Hello reader, hope you’re doing well. While other Asian markets are experiencing losses, Indian equity markets post opening with a gap-up, are facing significant selling. However, the markets may continue to be unstable throughout the day due to the global financial sector’s instability caused by the recent issues at Credit Suisse, as well as fallout from Silicon Valley Bank and Signature Bank in the US. The banking crisis is spreading, and this, along with selling by foreign institutional investors, is causing persistent pessimism in the market. Nifty’s most significant challenges are at its 200-EMA at the 17,570 level, while the immediate support is at 16800-600 levels.
Important points to note:
- We are clearly seeing a big impact on our markets following the banking crisis in the US, which has led to consistent selling over the last few sessions.

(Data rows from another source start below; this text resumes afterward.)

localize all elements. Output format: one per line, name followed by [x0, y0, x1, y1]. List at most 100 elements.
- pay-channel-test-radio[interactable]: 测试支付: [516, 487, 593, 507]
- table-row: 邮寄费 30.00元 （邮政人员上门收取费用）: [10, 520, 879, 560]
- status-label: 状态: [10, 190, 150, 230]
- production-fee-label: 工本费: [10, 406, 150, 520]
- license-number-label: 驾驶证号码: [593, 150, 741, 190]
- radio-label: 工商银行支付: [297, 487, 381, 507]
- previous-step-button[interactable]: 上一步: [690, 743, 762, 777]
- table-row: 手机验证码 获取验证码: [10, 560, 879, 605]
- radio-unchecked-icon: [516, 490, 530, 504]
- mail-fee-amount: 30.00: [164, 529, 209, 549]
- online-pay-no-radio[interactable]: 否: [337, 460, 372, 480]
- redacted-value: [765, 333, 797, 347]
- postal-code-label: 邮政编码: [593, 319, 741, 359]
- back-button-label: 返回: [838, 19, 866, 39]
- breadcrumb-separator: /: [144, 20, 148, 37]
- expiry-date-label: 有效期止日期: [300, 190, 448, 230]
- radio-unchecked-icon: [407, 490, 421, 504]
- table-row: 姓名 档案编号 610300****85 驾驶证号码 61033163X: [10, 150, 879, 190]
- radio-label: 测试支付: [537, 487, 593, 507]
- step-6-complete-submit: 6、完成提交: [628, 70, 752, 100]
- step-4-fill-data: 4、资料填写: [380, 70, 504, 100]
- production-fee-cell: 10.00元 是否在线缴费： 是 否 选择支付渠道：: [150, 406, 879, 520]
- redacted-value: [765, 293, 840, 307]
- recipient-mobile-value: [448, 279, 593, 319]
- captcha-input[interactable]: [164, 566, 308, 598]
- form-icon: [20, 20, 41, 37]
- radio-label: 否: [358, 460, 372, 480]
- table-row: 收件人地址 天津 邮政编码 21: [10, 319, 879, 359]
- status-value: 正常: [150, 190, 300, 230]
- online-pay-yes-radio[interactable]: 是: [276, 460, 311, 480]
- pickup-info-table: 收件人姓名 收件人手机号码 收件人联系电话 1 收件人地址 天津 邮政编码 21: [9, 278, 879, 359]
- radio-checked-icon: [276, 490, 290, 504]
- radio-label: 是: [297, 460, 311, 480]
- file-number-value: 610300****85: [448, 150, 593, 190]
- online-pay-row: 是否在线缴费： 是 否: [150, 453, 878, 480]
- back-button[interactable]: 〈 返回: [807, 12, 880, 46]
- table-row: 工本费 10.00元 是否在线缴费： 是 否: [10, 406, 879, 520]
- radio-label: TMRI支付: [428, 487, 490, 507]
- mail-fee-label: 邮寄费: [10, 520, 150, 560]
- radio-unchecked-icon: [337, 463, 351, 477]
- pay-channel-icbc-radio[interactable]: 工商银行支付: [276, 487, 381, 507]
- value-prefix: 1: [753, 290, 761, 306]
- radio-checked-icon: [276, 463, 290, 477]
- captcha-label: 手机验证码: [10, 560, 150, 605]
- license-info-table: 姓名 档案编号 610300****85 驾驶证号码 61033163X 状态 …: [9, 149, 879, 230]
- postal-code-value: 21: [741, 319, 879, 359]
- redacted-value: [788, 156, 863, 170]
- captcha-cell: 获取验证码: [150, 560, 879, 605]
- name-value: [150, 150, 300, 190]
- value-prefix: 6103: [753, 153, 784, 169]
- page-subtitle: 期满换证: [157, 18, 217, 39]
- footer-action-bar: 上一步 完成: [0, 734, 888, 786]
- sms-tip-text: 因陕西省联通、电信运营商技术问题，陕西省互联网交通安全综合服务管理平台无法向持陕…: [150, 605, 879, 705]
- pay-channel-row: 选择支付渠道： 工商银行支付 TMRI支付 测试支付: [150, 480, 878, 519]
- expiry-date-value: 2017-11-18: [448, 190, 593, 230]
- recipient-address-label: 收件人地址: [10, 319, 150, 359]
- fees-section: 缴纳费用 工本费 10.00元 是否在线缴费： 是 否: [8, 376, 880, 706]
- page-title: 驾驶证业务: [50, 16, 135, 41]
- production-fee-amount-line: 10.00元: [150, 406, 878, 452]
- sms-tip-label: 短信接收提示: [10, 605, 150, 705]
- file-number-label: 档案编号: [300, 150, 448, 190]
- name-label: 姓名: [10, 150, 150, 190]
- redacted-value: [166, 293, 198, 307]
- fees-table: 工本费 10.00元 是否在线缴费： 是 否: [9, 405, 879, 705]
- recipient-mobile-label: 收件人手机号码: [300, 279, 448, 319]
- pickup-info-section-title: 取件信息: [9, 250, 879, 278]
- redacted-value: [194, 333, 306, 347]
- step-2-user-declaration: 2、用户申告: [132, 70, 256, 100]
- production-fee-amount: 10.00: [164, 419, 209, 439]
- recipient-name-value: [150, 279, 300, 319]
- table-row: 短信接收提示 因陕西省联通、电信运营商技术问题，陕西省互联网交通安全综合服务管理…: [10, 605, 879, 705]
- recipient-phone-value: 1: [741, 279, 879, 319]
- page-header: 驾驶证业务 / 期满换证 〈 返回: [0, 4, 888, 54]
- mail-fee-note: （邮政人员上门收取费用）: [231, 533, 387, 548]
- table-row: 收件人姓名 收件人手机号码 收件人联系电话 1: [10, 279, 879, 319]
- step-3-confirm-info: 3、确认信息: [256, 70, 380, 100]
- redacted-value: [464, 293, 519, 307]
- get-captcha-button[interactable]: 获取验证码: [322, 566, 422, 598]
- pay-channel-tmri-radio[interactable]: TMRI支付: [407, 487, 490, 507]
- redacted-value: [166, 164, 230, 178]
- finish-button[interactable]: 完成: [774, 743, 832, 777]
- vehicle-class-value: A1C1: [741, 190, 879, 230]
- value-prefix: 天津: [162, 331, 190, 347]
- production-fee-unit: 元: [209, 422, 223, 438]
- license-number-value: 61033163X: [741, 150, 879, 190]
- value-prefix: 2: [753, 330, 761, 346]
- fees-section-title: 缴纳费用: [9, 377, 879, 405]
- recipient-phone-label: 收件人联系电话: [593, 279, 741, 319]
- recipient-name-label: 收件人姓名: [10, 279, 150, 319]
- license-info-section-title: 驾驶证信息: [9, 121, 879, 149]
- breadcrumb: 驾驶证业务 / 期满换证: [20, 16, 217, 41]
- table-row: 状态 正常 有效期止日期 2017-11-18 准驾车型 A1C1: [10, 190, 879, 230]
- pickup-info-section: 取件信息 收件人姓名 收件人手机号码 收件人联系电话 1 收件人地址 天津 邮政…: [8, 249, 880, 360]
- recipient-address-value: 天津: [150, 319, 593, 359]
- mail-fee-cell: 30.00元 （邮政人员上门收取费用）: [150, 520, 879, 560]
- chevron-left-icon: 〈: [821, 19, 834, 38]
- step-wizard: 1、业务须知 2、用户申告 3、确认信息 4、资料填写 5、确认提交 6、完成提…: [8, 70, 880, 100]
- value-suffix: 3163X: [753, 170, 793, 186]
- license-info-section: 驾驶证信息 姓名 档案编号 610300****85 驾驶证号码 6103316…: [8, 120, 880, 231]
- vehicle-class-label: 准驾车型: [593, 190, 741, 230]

- Immediate major support on Nifty at 16800 levels which was the previous major bottom formed, in October last year.
- If Nifty takes support at these levels and gives a good bounce, it can lead to a neat double bottom formation, but confirmation of the same once Nifty crosses 17300-500 levels.
- Nifty RSI near 30 levels, can expect a small bounce from here post consolidation.
As always, risk management is key, and a proper system in place prevents one from losing out too much, in case of outlier events. Have a good trading day, and may the force be with you!
Disclaimer: this post is for educational purposes only, we are not SEBI registered analysts. Trades mentioned here are not trade recommendations. Equity Investments are subject to 100% market risk, please consult your financial advisor before investing.